4.7 is no longer supported; the current version is 7.0. Because of this, the number of sites that won't work with 4.7 is constantly increasing, of course. Mozilla/Netscape 7 (they're basically the same) display the boards perfectly both on Windows and Linux; don't know about Mac, but I guess it should be the same.


----------



## Jeremy Ackerman-Yost (Oct 13, 2002)

Not to be argumentative, but...

1) Netscape 4.7 crashed every 4 minutes when it WAS supported.

2) I'm assuming Mozilla doesn't have all the Netscape brand crap attached to it, making it much more attractive to those of us who hate software bloat (also the reason I'm considering dumping IE).

3) ALL my browsers have _always_ run fine under Windows and Linux, even ones that weren't designed for it, or are bloated beyond recognition.  Only on Macs does it become a problem.


----------



## Quartermoon (Oct 17, 2002)

You can see and I believe participate in my conversation with vBulletin support by going to this place:

http://www.vbulletin.com/contact/issue.php?issueid=21365&authcode=7ccea0ee

Also, by threads above (http://enworld.cyberstreet.com/showthread.php?s=&threadid=27808) I am thinking this problem is more widespread (and sneakily vague) that I first thought.

Interestingly enough, I occasionally have java errors/crashes myself, but never on this site!  :/  But I always thought that was a browser version problem...if I ever get the tie to upgate Netscape, maybe it will go away.


----------



## Kesh (Oct 19, 2002)

Canis said:
			
		

> *Not to be argumentative, but...
> 
> 1) Netscape 4.7 crashed every 4 minutes when it WAS supported.
> 
> ...




For 1 & 2, Netscape has always been buggy, yes.

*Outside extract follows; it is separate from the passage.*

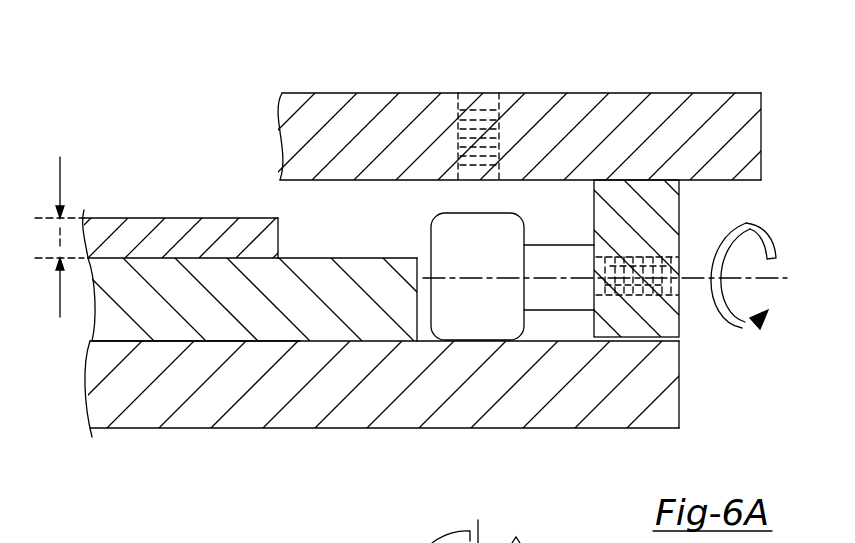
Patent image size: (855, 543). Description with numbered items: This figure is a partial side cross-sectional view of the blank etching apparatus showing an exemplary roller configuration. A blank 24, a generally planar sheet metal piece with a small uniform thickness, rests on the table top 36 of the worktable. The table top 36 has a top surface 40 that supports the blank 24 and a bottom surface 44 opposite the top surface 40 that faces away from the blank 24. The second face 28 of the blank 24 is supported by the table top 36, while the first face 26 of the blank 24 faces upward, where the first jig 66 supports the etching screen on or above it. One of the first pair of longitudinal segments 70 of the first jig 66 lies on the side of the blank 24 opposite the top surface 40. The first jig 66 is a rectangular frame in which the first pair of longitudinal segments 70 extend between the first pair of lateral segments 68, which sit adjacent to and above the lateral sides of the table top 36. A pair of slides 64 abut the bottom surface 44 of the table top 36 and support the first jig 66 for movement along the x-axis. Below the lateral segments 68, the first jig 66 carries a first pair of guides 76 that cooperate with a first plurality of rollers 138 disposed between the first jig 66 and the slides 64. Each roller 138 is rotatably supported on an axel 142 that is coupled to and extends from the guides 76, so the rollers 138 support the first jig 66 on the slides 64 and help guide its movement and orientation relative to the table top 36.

Mozilla is _slightly_ less bloated than Netscape, but not much.

One thing you'll find is that many websites use code that violates HTML standards. Netscape and IE understand the bad code, and should display it properly... but not always.

If you have a system that supports it, upgrade to MacOS 10.2 and you'll be much happier. There's a program called Chimera, which is essentially a slimmed-down verison of Mozilla. It's fast, stable (for a 0.5 beta!) and has no trouble whatsoever with ENWorld.  Plus you get the stability of OS X and plenty of other nice abilites that OS 9 lacks.

If you can't get to OS X, then I suggest you at least upgrade to 9.2.2 and grab the latest Mozilla available for it. That'll be the best combination of stability and proper web features.


----------



## Jeremy Ackerman-Yost (Oct 24, 2002)

Having installed Mozilla on the Mac at work, I can tell anyone who's interested that it doesn't suffer any of the java and updating problems so far.  Granted, it's only been 4 days, and a good chunk of that time the boards weren't available for testing purposes.

But still, it's a vast improvement over IE and Netscape.


----------